The company is also expanding in Latin America with a new name—LQ Hotels by La Quinta—to attract a distinct demographic. “This transition offers alignment between our growth plans in Mexico and elsewhere in Latin America,” Cline said. In the fourth quarter of 2015, La Quinta signed agreements for the development of seven additional locations in Mexico.

LQ Hotel by La Quinta Monterrey Centro

As of the end of last year, the company’s franchise pipeline comprised 228 hotels, representing more than 20,500 rooms. Approximately 12 percent of this pipeline represents locations in Central and South America, including locations in Colombia, Guatemala and Nicaragua. “We believe this pipeline represents a significant embedded growth opportunity for the brand,” Cline said.

Another issue affecting La Quinta’s numbers is the recent (and ongoing) oil crisis. Several years ago, major American oil markets had what Cline calls “extraordinarily artificial demand,” which then drove high—and artificial—pricing in hotels. With so much business in these markets, rooms that used to charge $75 or $80 per night could start to charge several hundred dollars per night instead.

“In those markets, when oil was booming and production was high, this is what you get,” he said. But as oil pricing drops and production slows down, local hotel demand also decreases and rooms go unrented, forcing owners and managers to lower the costs. “What you see is that hotel’s pricing and occupancy start to moderate down to what that hotel should have been doing,” Cline said.

Rather than losing money, Cline said, hotels in oil communities are normalizing toward how they performed historically. “Over time, these hotels will normalize back to ‘sister location’ performance and be very strong contributors to our brand,” he said.

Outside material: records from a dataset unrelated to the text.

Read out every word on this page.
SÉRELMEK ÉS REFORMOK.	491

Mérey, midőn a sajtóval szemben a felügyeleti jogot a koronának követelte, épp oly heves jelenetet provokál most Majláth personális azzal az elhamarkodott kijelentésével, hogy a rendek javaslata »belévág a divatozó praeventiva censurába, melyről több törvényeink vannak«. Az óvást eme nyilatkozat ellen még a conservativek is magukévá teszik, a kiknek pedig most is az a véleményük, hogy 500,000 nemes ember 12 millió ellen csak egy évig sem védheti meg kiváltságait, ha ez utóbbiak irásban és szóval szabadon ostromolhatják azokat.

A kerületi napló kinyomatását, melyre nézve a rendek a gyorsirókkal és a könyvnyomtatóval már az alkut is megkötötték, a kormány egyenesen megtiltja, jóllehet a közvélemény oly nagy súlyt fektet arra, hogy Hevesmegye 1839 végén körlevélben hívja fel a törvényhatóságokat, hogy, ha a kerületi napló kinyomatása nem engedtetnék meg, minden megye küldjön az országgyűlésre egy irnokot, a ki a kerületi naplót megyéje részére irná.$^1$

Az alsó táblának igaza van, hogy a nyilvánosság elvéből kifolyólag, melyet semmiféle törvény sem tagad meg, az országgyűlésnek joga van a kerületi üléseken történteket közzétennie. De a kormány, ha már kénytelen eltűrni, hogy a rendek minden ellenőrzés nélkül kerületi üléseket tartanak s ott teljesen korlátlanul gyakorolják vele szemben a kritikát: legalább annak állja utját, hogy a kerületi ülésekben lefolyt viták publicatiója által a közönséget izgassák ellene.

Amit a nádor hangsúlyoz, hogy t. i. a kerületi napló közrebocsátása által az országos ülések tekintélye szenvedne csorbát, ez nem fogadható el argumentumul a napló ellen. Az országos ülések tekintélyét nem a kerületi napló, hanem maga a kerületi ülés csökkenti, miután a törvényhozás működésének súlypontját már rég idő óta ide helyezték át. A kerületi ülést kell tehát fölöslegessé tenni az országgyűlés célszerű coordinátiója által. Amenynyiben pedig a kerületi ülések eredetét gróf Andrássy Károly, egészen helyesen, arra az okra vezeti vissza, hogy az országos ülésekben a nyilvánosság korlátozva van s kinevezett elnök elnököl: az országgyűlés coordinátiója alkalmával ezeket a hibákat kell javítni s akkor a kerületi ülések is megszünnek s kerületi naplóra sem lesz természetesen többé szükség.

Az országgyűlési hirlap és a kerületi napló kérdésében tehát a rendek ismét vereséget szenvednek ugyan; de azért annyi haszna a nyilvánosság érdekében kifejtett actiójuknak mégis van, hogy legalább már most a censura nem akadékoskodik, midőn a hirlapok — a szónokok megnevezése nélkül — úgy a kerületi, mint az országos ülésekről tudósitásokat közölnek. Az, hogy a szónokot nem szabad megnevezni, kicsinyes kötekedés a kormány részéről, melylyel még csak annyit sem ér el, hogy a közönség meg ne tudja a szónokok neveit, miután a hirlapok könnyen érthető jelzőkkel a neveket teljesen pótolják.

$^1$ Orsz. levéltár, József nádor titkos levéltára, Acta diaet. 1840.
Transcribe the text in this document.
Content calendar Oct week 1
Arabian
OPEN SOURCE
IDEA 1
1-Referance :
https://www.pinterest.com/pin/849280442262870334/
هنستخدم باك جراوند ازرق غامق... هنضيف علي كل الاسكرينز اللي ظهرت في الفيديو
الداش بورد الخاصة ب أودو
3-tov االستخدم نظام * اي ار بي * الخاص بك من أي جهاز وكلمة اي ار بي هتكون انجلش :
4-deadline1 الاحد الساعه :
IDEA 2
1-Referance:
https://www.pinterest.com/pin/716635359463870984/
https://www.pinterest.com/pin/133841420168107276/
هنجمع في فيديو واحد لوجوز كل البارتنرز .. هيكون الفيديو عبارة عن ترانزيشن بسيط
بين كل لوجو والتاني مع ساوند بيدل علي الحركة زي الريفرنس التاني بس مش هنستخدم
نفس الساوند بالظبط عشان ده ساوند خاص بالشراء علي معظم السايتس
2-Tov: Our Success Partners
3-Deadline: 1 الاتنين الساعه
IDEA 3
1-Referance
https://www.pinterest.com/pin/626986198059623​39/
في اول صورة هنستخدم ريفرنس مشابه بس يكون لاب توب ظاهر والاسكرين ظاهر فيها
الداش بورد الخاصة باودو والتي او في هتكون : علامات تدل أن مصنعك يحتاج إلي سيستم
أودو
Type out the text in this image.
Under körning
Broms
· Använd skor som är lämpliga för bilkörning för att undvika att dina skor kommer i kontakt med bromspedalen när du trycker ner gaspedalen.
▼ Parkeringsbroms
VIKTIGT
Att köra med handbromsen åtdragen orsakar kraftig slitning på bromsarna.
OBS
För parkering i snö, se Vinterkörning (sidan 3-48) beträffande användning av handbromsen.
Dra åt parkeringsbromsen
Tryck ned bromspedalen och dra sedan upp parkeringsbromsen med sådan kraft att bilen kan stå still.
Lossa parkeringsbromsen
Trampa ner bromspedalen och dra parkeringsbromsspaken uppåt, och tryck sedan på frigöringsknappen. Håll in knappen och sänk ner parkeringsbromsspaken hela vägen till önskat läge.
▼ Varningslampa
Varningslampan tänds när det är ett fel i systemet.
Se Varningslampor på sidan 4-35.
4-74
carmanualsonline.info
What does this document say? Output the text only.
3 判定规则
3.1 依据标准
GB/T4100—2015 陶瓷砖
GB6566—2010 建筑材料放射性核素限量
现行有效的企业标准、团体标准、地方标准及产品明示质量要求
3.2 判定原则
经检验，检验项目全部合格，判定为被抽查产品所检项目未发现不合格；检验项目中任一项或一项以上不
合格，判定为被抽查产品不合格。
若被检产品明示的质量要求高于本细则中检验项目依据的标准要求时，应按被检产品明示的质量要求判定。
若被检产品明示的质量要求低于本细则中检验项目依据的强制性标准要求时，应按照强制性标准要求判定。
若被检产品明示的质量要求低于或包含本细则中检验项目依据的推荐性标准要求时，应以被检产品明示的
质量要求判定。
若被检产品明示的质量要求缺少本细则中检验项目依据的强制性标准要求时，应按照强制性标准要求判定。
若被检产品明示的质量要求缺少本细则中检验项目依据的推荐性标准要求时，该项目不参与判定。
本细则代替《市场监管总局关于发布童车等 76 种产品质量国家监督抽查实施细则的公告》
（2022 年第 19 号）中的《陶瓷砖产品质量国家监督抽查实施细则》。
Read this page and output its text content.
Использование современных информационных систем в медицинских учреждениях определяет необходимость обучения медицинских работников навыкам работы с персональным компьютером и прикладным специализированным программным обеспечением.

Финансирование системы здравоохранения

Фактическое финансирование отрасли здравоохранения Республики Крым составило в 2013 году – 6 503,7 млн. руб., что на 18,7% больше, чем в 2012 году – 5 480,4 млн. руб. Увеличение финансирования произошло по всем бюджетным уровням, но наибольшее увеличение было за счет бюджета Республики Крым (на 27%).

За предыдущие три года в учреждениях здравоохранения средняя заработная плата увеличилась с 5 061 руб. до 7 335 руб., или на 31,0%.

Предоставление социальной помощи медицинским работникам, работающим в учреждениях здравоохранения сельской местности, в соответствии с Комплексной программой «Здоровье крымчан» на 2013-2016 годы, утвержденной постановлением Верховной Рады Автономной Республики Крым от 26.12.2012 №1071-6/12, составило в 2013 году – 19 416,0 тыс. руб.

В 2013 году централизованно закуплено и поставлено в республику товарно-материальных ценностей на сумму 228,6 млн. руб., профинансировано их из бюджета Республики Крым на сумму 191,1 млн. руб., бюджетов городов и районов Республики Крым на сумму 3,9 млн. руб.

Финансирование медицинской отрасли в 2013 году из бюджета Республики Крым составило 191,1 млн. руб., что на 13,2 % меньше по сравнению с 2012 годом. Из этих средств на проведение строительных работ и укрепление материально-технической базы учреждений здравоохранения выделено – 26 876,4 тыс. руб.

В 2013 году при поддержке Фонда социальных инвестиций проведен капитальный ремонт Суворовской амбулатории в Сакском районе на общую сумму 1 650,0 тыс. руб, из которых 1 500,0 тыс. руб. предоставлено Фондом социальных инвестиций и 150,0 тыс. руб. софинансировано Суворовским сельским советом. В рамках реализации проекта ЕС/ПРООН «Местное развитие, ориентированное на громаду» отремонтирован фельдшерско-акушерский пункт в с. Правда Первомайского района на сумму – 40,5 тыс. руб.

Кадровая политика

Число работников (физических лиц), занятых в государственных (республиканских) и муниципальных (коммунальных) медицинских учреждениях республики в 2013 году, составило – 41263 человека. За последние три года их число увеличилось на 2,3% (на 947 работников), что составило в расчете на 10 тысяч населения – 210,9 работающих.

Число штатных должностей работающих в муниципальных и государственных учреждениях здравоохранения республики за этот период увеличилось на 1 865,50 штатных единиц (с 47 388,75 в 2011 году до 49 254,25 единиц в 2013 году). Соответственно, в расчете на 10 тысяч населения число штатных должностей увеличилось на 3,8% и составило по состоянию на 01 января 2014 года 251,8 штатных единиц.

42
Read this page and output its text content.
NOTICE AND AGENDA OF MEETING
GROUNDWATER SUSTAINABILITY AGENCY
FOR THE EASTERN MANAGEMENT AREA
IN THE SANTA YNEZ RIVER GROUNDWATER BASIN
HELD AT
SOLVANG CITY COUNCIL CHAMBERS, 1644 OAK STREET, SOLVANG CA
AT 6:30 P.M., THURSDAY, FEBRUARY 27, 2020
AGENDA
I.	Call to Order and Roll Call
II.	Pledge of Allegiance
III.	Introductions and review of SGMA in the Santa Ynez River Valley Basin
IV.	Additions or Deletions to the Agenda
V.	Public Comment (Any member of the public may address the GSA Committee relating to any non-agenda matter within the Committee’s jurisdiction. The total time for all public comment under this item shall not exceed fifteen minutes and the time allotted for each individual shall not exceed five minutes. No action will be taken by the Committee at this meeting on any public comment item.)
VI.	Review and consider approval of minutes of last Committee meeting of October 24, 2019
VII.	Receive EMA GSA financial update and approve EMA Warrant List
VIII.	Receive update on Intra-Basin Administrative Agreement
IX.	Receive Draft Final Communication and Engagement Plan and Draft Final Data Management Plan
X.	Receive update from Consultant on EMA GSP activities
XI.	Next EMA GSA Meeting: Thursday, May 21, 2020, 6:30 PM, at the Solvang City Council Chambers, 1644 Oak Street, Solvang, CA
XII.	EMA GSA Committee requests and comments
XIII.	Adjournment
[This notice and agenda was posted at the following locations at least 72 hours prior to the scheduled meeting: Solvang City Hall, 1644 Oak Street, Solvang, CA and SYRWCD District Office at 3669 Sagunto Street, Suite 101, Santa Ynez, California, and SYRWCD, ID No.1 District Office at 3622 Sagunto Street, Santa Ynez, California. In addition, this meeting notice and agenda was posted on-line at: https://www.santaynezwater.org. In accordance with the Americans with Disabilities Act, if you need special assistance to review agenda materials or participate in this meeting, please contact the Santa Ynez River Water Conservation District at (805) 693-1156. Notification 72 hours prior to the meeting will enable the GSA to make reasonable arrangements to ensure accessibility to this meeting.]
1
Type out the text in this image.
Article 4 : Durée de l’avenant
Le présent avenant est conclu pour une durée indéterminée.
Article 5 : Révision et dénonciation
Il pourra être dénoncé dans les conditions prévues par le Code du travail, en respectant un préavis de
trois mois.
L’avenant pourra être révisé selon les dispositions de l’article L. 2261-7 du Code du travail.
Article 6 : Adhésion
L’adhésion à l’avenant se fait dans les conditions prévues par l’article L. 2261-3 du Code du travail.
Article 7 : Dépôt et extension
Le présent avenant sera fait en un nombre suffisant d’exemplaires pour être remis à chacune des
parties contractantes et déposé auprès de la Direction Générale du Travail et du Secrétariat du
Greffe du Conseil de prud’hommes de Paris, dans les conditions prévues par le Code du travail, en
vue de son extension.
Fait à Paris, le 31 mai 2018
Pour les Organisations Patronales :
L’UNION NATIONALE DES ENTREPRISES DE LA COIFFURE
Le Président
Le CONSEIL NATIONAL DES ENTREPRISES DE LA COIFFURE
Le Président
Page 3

Looking ahead, Cline said, oil companies will continue to produce and supply will continue to grow—“albeit production is at a lower level,” he said. “Consumption is not going to slow down. We’re going to need some period of time for consumption to eat into some of the supply that’s out there before you see prices start to move.” That movement, however, could take a while, he said. “Our job today is to pursue the strategies we laid out for La Quinta—make it a better, stronger brand, and continue to pursue demand drivers in those markets that are outside of oil.”